Now, residents can learn more about the salmon conservation efforts spearheaded by FISH at the nonprofit organization’s annual meeting next month.
The lineup for the Nov. 8 event includes “Watershed Report,” a video collection chronicling sustainability trends in cities throughout the Lake Washington-Cedar-Sammamish Watershed. The nonprofit Friends of the Cedar River Watershed created the project.
If you go
Friends of the Issaquah Salmon Hatchery annual meeting
By the numbers
The chinook run in Issaquah Creek is done. Issaquah Salmon Hatchery crews and Friends of the Issaquah Salmon Hatchery members spawned chinook starting Sept. 25.
Hatchery crews and volunteers started spawning coho salmon Oct. 30.
Source: Friends of the Issaquah Salmon Hatchery
The collection is narrated by area high school students, and the professionally produced series is updated each year to measure progress and share current information about policies and practices to improve the watershed.

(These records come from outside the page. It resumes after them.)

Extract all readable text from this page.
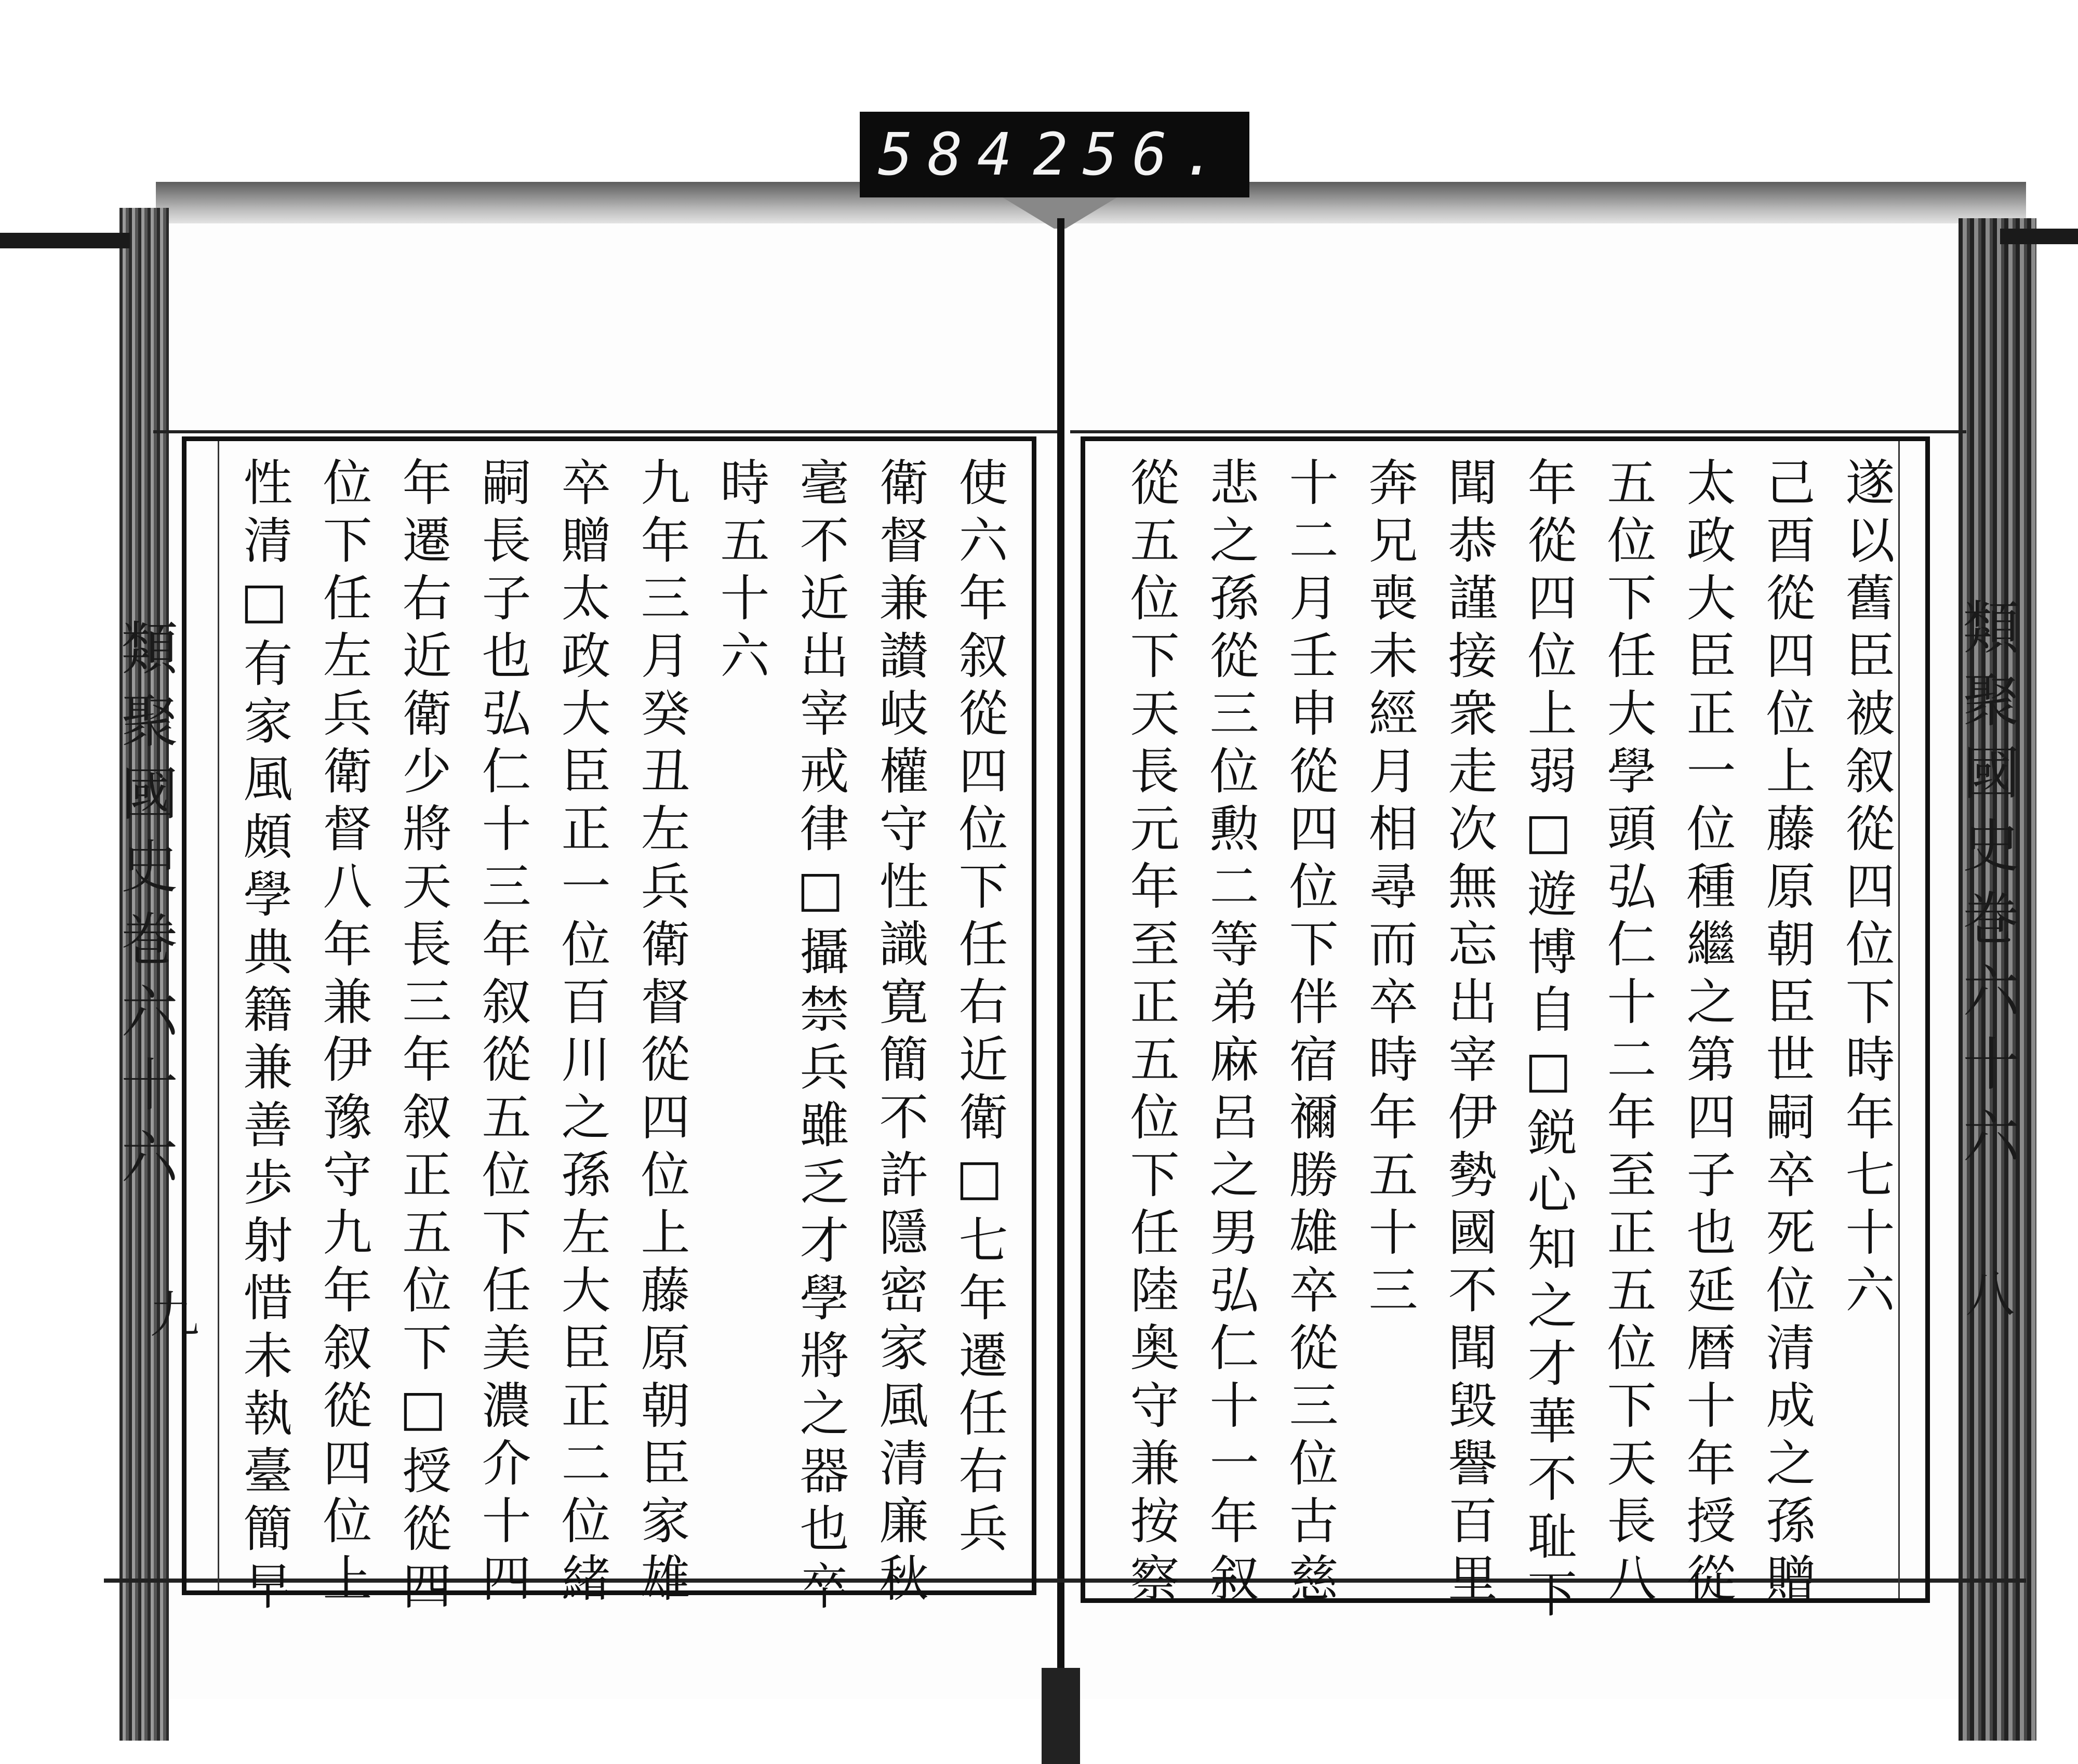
584 256.
類聚國史巻六十六
九
類聚國史巻六十六
八
使六年叙從四位下任右近衛□七年遷任右兵
衛督兼讃岐權守性識寛簡不許隱密家風清廉秋
毫不近出宰戒律□攝禁兵雖乏才學將之器也卒
時五十六
九年三月癸丑左兵衛督從四位上藤原朝臣家雄
卒贈太政大臣正一位百川之孫左大臣正二位緒
嗣長子也弘仁十三年叙從五位下任美濃介十四
年遷右近衛少將天長三年叙正五位下□授從四
位下任左兵衛督八年兼伊豫守九年叙從四位上
性清□有家風頗學典籍兼善歩射惜未執臺簡早	遂以舊臣被叙從四位下時年七十六
己酉從四位上藤原朝臣世嗣卒死位清成之孫贈
太政大臣正一位種繼之第四子也延暦十年授從
五位下任大學頭弘仁十二年至正五位下天長八
年從四位上弱□遊博自□鋭心知之才華不耻下
聞恭謹接衆走次無忘出宰伊勢國不聞毀譽百里
奔兄喪未經月相尋而卒時年五十三
十二月壬申從四位下伴宿禰勝雄卒從三位古慈
悲之孫從三位勲二等弟麻呂之男弘仁十一年叙
從五位下天長元年至正五位下任陸奥守兼按察
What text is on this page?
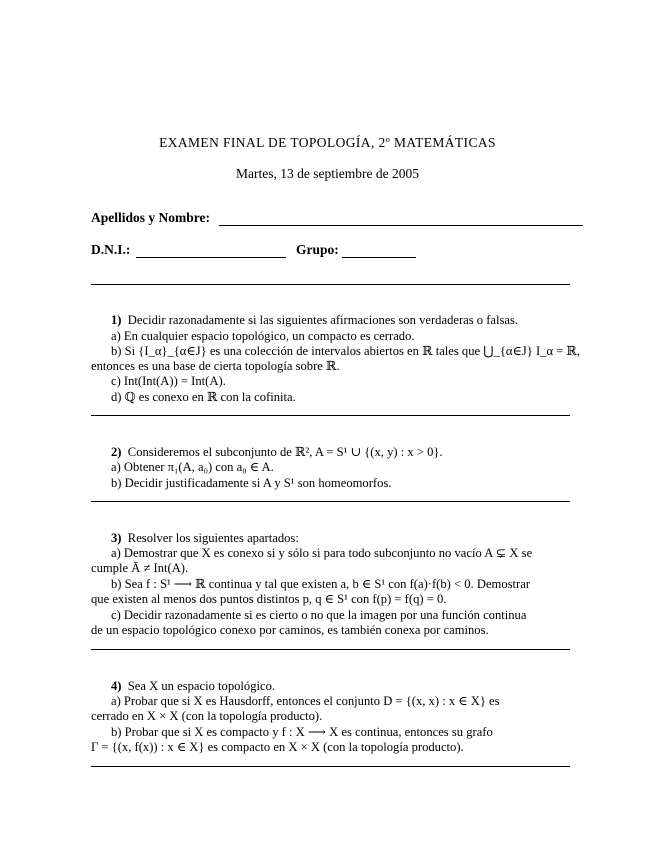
EXAMEN FINAL DE TOPOLOGÍA, 2º MATEMÁTICAS
Martes, 13 de septiembre de 2005
Apellidos y Nombre:
D.N.I.:	Grupo:
1) Decidir razonadamente si las siguientes afirmaciones son verdaderas o falsas.
a) En cualquier espacio topológico, un compacto es cerrado.
b) Si {I_α}_{α∈J} es una colección de intervalos abiertos en ℝ tales que ⋃_{α∈J} I_α = ℝ,
entonces es una base de cierta topología sobre ℝ.
c) Int(Int(A)) = Int(A).
d) ℚ es conexo en ℝ con la cofinita.
2) Consideremos el subconjunto de ℝ², A = S¹ ∪ {(x, y) : x > 0}.
a) Obtener π₁(A, a₀) con a₀ ∈ A.
b) Decidir justificadamente si A y S¹ son homeomorfos.
3) Resolver los siguientes apartados:
a) Demostrar que X es conexo si y sólo si para todo subconjunto no vacío A ⊊ X se
cumple Ā ≠ Int(A).
b) Sea f : S¹ ⟶ ℝ continua y tal que existen a, b ∈ S¹ con f(a)·f(b) < 0. Demostrar
que existen al menos dos puntos distintos p, q ∈ S¹ con f(p) = f(q) = 0.
c) Decidir razonadamente si es cierto o no que la imagen por una función continua
de un espacio topológico conexo por caminos, es también conexa por caminos.
4) Sea X un espacio topológico.
a) Probar que si X es Hausdorff, entonces el conjunto D = {(x, x) : x ∈ X} es
cerrado en X × X (con la topología producto).
b) Probar que si X es compacto y f : X ⟶ X es continua, entonces su grafo
Γ = {(x, f(x)) : x ∈ X} es compacto en X × X (con la topología producto).
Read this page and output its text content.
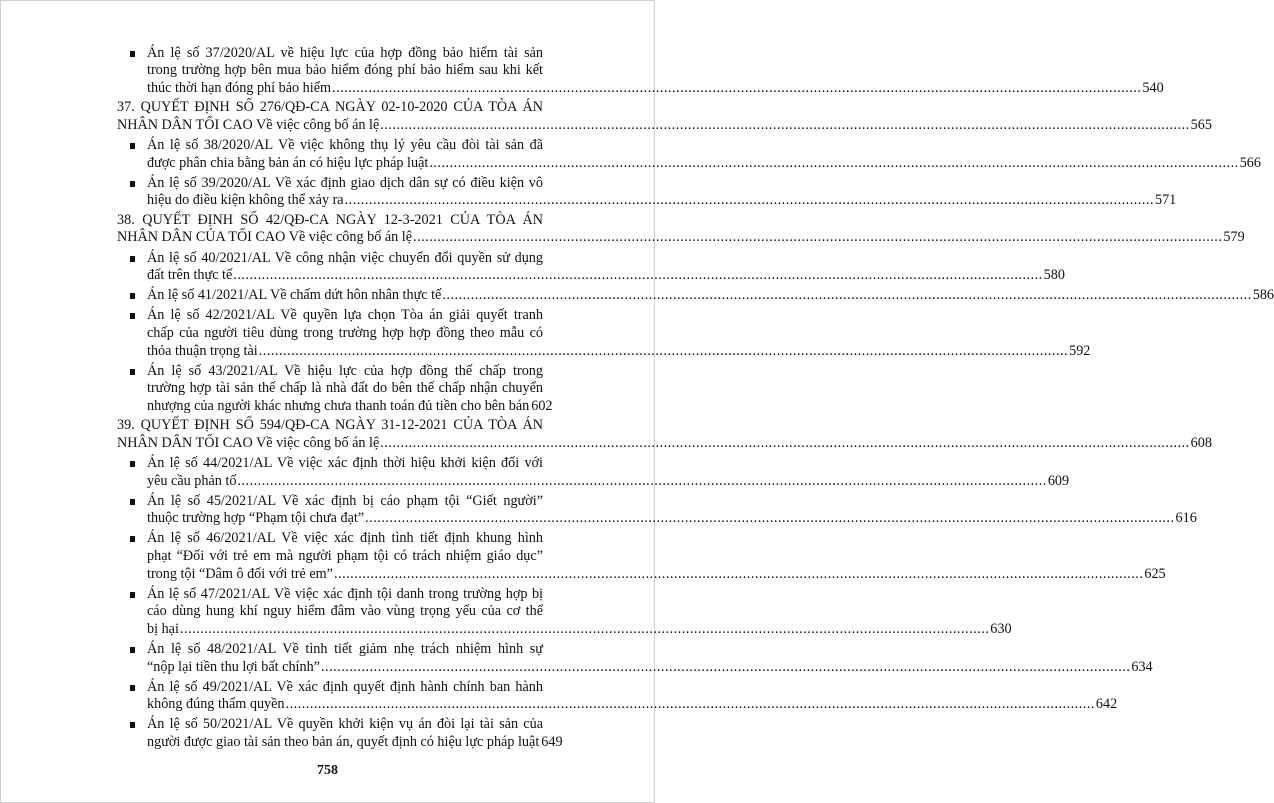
Án lệ số 37/2020/AL về hiệu lực của hợp đồng bảo hiểm tài sản
trong trường hợp bên mua bảo hiểm đóng phí bảo hiểm sau khi kết
thúc thời hạn đóng phí bảo hiểm ........................................................................................................................................................................................................ 540
37. QUYẾT ĐỊNH SỐ 276/QĐ-CA NGÀY 02-10-2020 CỦA TÒA ÁN
NHÂN DÂN TỐI CAO Về việc công bố án lệ ........................................................................................................................................................................................................ 565
Án lệ số 38/2020/AL Về việc không thụ lý yêu cầu đòi tài sản đã
được phân chia bằng bản án có hiệu lực pháp luật ........................................................................................................................................................................................................ 566
Án lệ số 39/2020/AL Về xác định giao dịch dân sự có điều kiện vô
hiệu do điều kiện không thể xảy ra ........................................................................................................................................................................................................ 571
38. QUYẾT ĐỊNH SỐ 42/QĐ-CA NGÀY 12-3-2021 CỦA TÒA ÁN
NHÂN DÂN CỦA TỐI CAO Về việc công bố án lệ ........................................................................................................................................................................................................ 579
Án lệ số 40/2021/AL Về công nhận việc chuyển đổi quyền sử dụng
đất trên thực tế ........................................................................................................................................................................................................ 580
Án lệ số 41/2021/AL Về chấm dứt hôn nhân thực tế ........................................................................................................................................................................................................ 586
Án lệ số 42/2021/AL Về quyền lựa chọn Tòa án giải quyết tranh
chấp của người tiêu dùng trong trường hợp hợp đồng theo mẫu có
thỏa thuận trọng tài ........................................................................................................................................................................................................ 592
Án lệ số 43/2021/AL Về hiệu lực của hợp đồng thế chấp trong
trường hợp tài sản thế chấp là nhà đất do bên thế chấp nhận chuyển
nhượng của người khác nhưng chưa thanh toán đủ tiền cho bên bán 602
39. QUYẾT ĐỊNH SỐ 594/QĐ-CA NGÀY 31-12-2021 CỦA TÒA ÁN
NHÂN DÂN TỐI CAO Về việc công bố án lệ ........................................................................................................................................................................................................ 608
Án lệ số 44/2021/AL Về việc xác định thời hiệu khởi kiện đối với
yêu cầu phản tố ........................................................................................................................................................................................................ 609
Án lệ số 45/2021/AL Về xác định bị cáo phạm tội “Giết người”
thuộc trường hợp “Phạm tội chưa đạt” ........................................................................................................................................................................................................ 616
Án lệ số 46/2021/AL Về việc xác định tình tiết định khung hình
phạt “Đối với trẻ em mà người phạm tội có trách nhiệm giáo dục”
trong tội “Dâm ô đối với trẻ em” ........................................................................................................................................................................................................ 625
Án lệ số 47/2021/AL Về việc xác định tội danh trong trường hợp bị
cáo dùng hung khí nguy hiểm đâm vào vùng trọng yếu của cơ thể
bị hại ........................................................................................................................................................................................................ 630
Án lệ số 48/2021/AL Về tình tiết giảm nhẹ trách nhiệm hình sự
“nộp lại tiền thu lợi bất chính” ........................................................................................................................................................................................................ 634
Án lệ số 49/2021/AL Về xác định quyết định hành chính ban hành
không đúng thẩm quyền ........................................................................................................................................................................................................ 642
Án lệ số 50/2021/AL Về quyền khởi kiện vụ án đòi lại tài sản của
người được giao tài sản theo bản án, quyết định có hiệu lực pháp luật 649
758
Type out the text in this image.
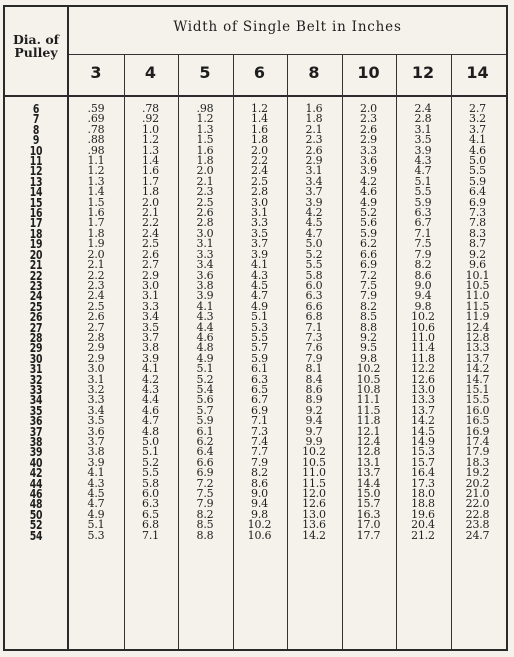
Dia. of
Pulley
Width of Single Belt in Inches
3
.59
.69
.78
.88
.98
1.1
1.2
1.3
1.4
1.5
1.6
1.7
1.8
1.9
2.0
2.1
2.2
2.3
2.4
2.5
2.6
2.7
2.8
2.9
2.9
3.0
3.1
3.2
3.3
3.4
3.5
3.6
3.7
3.8
3.9
4.1
4.3
4.5
4.7
4.9
5.1
5.3
4
.78
.92
1.0
1.2
1.3
1.4
1.6
1.7
1.8
2.0
2.1
2.2
2.4
2.5
2.6
2.7
2.9
3.0
3.1
3.3
3.4
3.5
3.7
3.8
3.9
4.1
4.2
4.3
4.4
4.6
4.7
4.8
5.0
5.1
5.2
5.5
5.8
6.0
6.3
6.5
6.8
7.1
5
.98
1.2
1.3
1.5
1.6
1.8
2.0
2.1
2.3
2.5
2.6
2.8
3.0
3.1
3.3
3.4
3.6
3.8
3.9
4.1
4.3
4.4
4.6
4.8
4.9
5.1
5.2
5.4
5.6
5.7
5.9
6.1
6.2
6.4
6.6
6.9
7.2
7.5
7.9
8.2
8.5
8.8
6
1.2
1.4
1.6
1.8
2.0
2.2
2.4
2.5
2.8
3.0
3.1
3.3
3.5
3.7
3.9
4.1
4.3
4.5
4.7
4.9
5.1
5.3
5.5
5.7
5.9
6.1
6.3
6.5
6.7
6.9
7.1
7.3
7.4
7.7
7.9
8.2
8.6
9.0
9.4
9.8
10.2
10.6
8
1.6
1.8
2.1
2.3
2.6
2.9
3.1
3.4
3.7
3.9
4.2
4.5
4.7
5.0
5.2
5.5
5.8
6.0
6.3
6.6
6.8
7.1
7.3
7.6
7.9
8.1
8.4
8.6
8.9
9.2
9.4
9.7
9.9
10.2
10.5
11.0
11.5
12.0
12.6
13.0
13.6
14.2
10
2.0
2.3
2.6
2.9
3.3
3.6
3.9
4.2
4.6
4.9
5.2
5.6
5.9
6.2
6.6
6.9
7.2
7.5
7.9
8.2
8.5
8.8
9.2
9.5
9.8
10.2
10.5
10.8
11.1
11.5
11.8
12.1
12.4
12.8
13.1
13.7
14.4
15.0
15.7
16.3
17.0
17.7
12
2.4
2.8
3.1
3.5
3.9
4.3
4.7
5.1
5.5
5.9
6.3
6.7
7.1
7.5
7.9
8.2
8.6
9.0
9.4
9.8
10.2
10.6
11.0
11.4
11.8
12.2
12.6
13.0
13.3
13.7
14.2
14.5
14.9
15.3
15.7
16.4
17.3
18.0
18.8
19.6
20.4
21.2
14
2.7
3.2
3.7
4.1
4.6
5.0
5.5
5.9
6.4
6.9
7.3
7.8
8.3
8.7
9.2
9.6
10.1
10.5
11.0
11.5
11.9
12.4
12.8
13.3
13.7
14.2
14.7
15.1
15.5
16.0
16.5
16.9
17.4
17.9
18.3
19.2
20.2
21.0
22.0
22.8
23.8
24.7
6
7
8
9
10
11
12
13
14
15
16
17
18
19
20
21
22
23
24
25
26
27
28
29
30
31
32
33
34
35
36
37
38
39
40
42
44
46
48
50
52
54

Students involved in the program plan to present videos at the FISH meeting and lead a discussion about how members can support the next update on salmon recovery.
The leadership team at Friends of the Cedar River Watershed is expanding the organization’s geographical base include the entire Lake Washington-Cedar-Sammamish Watershed, including Issaquah.
FISH members also plan to elect board members at the meeting, and Executive Director Jane Kuechle is due to deliver a report about the organization.
The event comes after a successful Salmon Days Festival held in part on hatchery grounds and a monthslong celebration to commemorate the hatchery’s 75th anniversary.
Conservationists and longtime Issaquah residents credit the hatchery for restoring the historic Issaquah Creek salmon runs after decades of logging and mining damaged the creek and surrounding watershed.
Issaquah leaders and residents formed FISH in the early 1990s as state officials eyed the Department of Fish and Wildlife-run hatchery for closure.
Former Issaquah Mayor Rowan Hinds formulated the acronym for the organization en route to Olympia to lobby officials to preserve the hatchery.
The nonprofit organization is dedicated to the preservation of the historic hatchery. Through educational programs in school classrooms and at the hatchery, FISH educates the community about the salmon lifecycle and inspires stewardship of the Puget Sound watershed.
FISH also salvaged the Salmon in the Classroom program for schools in the Issaquah School District after the state scuttled funding for the program amid 2010 budget cuts.